Re: Issue in syncprov findcsn code

Rein Tollevik wrote:

Well, a serverID of 0 is basically the same as no serverID. For mirrormode/multimaster the serverID must be non-zero. For single-master the serverID must be zero.

This is not how I read the doc nor the source. But if it was like this then it should be what I need :-) To enforce it syncprov must be changed so that:

If serverID is 0 it should only allow one contextCSN value, and it should have 0 in the sid field. Maybe not required to enforce, but it should help to quickly identify incorrectly configured servers.

If serverID is not 0 it should not accept contextCSN values from syncrepl with 0 in the sid field, to make sure it don't receives updates from a single-master configured server.

If serverID is not 0 it must ignore contextCSN values with 0 in the sid field read from the database. This is to allow a single-master server to be promoted to a multi-master without leaving the old sid=0 csn around forever. Hmm, if a csn with sid=0 is found, but none with the serverID value, then it could maybe be better to replace the sid in that csn? More hmm, when starting up it would probably be correct to include entries with 0 in the sid fields of their entryCSN value in those that could cause the current servers contextCSN to be updated? I expect I'm not the only one that forgets to add the -S argument to slapadd...

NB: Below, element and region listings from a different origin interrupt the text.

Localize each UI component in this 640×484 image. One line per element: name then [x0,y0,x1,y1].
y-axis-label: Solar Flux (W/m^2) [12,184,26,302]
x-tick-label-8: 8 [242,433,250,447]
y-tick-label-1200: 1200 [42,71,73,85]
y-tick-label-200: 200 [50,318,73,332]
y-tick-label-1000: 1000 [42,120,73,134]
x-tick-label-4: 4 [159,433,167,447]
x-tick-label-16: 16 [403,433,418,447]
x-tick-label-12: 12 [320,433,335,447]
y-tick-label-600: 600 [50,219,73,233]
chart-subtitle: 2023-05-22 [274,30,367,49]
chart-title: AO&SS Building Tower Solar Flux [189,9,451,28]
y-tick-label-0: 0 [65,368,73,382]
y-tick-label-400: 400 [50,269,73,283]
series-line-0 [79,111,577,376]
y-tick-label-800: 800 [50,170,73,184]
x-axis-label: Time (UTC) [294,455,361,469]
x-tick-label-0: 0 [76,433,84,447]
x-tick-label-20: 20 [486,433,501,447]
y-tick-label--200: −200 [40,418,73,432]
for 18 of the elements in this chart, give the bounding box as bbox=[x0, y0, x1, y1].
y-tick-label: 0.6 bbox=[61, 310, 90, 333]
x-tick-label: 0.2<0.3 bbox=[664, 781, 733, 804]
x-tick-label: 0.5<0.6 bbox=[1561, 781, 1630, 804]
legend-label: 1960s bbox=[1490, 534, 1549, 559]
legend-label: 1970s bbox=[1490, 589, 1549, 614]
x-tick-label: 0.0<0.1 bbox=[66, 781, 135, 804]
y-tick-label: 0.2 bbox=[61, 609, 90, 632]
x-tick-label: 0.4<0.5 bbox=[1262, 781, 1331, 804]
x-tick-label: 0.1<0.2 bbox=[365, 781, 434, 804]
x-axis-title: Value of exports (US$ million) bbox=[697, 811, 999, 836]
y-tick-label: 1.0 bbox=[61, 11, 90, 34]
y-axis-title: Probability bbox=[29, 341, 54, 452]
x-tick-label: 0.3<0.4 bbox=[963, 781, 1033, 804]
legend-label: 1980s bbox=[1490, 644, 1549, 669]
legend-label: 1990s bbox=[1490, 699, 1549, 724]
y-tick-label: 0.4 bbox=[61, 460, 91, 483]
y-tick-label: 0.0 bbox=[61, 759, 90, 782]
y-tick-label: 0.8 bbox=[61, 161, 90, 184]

The serverID in existing mirrormode/multimaster configurations that uses 0 as the value must be changed, but this should be all that is needed when upgrading to this version.

What would be the correct action if a contextCSN with an invalid sid value is received from syncrepl? Asserting it could be a bit too strict, better to ignore the value and complain loudly in the logs?

Does this make any sense? If so, I'll volunteer to implement.

To me, it makes a lot of sense and, well explained in the docs, would greatly help troubleshooting (or even better, set up things the right way right away).

My concerns are:

- do we need to consider all those cases and try to repair them? I'd say: no. Just complain (and refuse to start) if the problem can be solved by running "slapadd -S <SID>" or "slapcat | sed | slapadd".

- the problem should not occur run-time in a homogeneous, well-configured system (== same versions, consistent configuration). If it happens, just give up replication and/or commence a full refresh (agree that assert'ing would be bad).

- slapadd could detect from the configuration whether -S is needed (don't think it could determine the right SID, but at least it could complain, and require a --force (to be implemented) if one retains to know what he's doing).